А я… Я похожа на отца, а девочки похожи на меня, правда, по-разному. Мои волосы вьются от природы, но как у сексуальных красоток на пляже. Если бы я была собакой, легче было бы сбрить мою шерсть, чем за ней ухаживать. Мои зубы (и мне об этом говорили) довольно крупные. У меня есть лишние килограммы, и задница больше напоминает вертолетную площадку, чем тыковку. Я притворяюсь, будто меня это волнует, и бегаю с мужем по утрам каждую субботу. Я не большой поклонник душа, и, когда на лбу появляются капельки пота, сбавляю темп.
Всю неделю я ношу одну и ту же одежду и до обеда не надеваю лифчик и не смотрюсь в зеркало.
Я предпочитаю заниматься собственными проектами, а не работать в офисе. Когда-то я делала мебель, была фотографом и открывала бизнес. Я фонтанирую идеями – могу выдать хоть дюжину в день!
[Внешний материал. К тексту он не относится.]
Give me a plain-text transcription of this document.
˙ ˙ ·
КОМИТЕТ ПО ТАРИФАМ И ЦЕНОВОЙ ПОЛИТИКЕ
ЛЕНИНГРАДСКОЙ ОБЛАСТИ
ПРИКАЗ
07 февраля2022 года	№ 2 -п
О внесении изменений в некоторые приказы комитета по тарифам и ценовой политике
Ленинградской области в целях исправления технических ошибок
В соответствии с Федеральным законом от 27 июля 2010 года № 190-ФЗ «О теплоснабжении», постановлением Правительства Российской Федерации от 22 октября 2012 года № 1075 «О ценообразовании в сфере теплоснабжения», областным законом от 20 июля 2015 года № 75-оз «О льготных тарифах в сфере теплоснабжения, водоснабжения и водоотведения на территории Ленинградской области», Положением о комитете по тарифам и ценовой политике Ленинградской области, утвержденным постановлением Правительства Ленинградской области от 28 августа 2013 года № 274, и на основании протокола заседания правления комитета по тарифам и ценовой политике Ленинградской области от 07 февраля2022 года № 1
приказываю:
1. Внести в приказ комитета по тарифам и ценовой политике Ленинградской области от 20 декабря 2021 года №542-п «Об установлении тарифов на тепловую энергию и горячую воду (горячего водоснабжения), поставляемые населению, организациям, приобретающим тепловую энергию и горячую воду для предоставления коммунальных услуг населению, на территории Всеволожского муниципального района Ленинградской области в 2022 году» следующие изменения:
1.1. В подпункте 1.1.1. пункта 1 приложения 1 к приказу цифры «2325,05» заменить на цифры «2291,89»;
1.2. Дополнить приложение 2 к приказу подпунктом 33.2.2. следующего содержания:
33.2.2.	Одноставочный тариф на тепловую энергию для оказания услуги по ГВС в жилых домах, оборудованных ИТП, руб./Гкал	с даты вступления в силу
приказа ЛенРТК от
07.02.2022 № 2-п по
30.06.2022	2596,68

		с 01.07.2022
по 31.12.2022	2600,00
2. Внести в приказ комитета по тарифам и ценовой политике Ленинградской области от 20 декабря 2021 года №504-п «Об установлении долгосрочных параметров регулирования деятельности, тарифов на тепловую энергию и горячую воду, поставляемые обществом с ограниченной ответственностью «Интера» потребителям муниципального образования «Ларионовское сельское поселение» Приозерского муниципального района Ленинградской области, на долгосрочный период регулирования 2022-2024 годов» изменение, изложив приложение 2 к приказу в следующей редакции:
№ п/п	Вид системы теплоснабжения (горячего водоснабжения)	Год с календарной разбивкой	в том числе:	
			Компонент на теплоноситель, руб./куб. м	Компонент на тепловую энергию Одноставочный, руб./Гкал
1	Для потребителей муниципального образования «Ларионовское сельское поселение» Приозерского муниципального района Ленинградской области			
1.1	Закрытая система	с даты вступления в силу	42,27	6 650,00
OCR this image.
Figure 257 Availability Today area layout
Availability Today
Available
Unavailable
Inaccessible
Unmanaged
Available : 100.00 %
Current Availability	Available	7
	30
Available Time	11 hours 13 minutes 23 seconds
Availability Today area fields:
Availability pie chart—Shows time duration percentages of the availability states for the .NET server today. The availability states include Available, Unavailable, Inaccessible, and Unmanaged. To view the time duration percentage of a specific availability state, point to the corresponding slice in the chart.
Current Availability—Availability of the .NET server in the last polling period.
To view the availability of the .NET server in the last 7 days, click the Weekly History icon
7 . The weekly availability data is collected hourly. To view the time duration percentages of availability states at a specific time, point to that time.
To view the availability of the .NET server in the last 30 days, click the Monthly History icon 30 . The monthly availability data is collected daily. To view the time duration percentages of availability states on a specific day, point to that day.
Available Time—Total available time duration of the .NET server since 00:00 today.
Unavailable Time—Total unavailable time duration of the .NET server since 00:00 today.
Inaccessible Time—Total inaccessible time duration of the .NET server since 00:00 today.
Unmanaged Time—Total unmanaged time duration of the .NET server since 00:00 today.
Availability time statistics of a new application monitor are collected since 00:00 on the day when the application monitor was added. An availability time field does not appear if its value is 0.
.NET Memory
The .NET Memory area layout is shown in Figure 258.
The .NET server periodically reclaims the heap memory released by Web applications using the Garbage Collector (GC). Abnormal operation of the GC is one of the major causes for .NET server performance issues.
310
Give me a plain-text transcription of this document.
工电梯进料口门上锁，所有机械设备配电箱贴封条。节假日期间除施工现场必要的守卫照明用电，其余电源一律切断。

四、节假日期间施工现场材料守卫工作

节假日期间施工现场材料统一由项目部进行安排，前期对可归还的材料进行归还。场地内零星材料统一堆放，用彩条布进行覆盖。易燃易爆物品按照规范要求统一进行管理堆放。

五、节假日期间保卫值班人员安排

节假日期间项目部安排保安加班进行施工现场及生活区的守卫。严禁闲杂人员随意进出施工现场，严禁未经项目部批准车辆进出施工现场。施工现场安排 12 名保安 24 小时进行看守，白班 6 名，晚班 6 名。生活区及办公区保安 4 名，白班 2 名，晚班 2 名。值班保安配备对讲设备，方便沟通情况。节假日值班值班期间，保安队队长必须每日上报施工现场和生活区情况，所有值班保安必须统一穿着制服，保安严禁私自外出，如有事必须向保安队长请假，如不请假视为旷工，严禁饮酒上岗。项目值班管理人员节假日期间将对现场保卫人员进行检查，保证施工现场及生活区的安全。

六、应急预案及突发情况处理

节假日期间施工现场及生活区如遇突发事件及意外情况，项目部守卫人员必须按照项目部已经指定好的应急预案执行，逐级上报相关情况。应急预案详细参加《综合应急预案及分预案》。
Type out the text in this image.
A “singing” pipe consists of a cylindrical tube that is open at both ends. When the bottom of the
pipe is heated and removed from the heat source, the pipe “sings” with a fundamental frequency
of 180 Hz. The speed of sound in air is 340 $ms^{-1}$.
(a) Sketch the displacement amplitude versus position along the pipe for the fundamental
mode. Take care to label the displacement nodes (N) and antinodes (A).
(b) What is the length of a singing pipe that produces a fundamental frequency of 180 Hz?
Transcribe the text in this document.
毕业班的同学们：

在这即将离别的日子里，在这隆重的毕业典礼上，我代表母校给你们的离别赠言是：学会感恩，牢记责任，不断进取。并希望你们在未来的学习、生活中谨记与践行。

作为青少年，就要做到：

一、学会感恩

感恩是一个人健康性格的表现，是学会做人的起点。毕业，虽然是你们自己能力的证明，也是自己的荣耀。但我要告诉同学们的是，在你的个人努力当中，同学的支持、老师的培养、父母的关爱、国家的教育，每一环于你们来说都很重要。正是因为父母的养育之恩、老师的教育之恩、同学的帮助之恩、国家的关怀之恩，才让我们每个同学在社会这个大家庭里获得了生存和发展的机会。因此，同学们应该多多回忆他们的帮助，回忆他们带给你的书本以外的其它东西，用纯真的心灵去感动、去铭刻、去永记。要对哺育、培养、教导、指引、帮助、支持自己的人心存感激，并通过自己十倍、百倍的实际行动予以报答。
Выпив, я становлюсь амбициозной: одна маленькая «Маргарита» может подтолкнуть меня подать заявку на участие в выборах в сенат – идеи растворяются в воздухе утром, когда дети уходят в школу и я остаюсь один на один с работой. Я помогаю – и делаю это прекрасно – в местной детской больнице. Каждый вторник, с двух до пяти, я ношусь с детьми в отделении интенсивной терапии.
Такова я. Таковы мы.
Итак, однажды утром…
Я хорошо выспалась. Обычно часов в пять утра я встаю в туалет, а потом возвращаюсь в кровать, чтобы еще пару часов подремать. На кухне шипел бекон – доносился дивный запах, Эдварду необходимо начинать день с мясного. Я села, надела очки и прочитала надписи на тапочках. Левый на левую ногу. Правый на правую. Вот и начался новый день.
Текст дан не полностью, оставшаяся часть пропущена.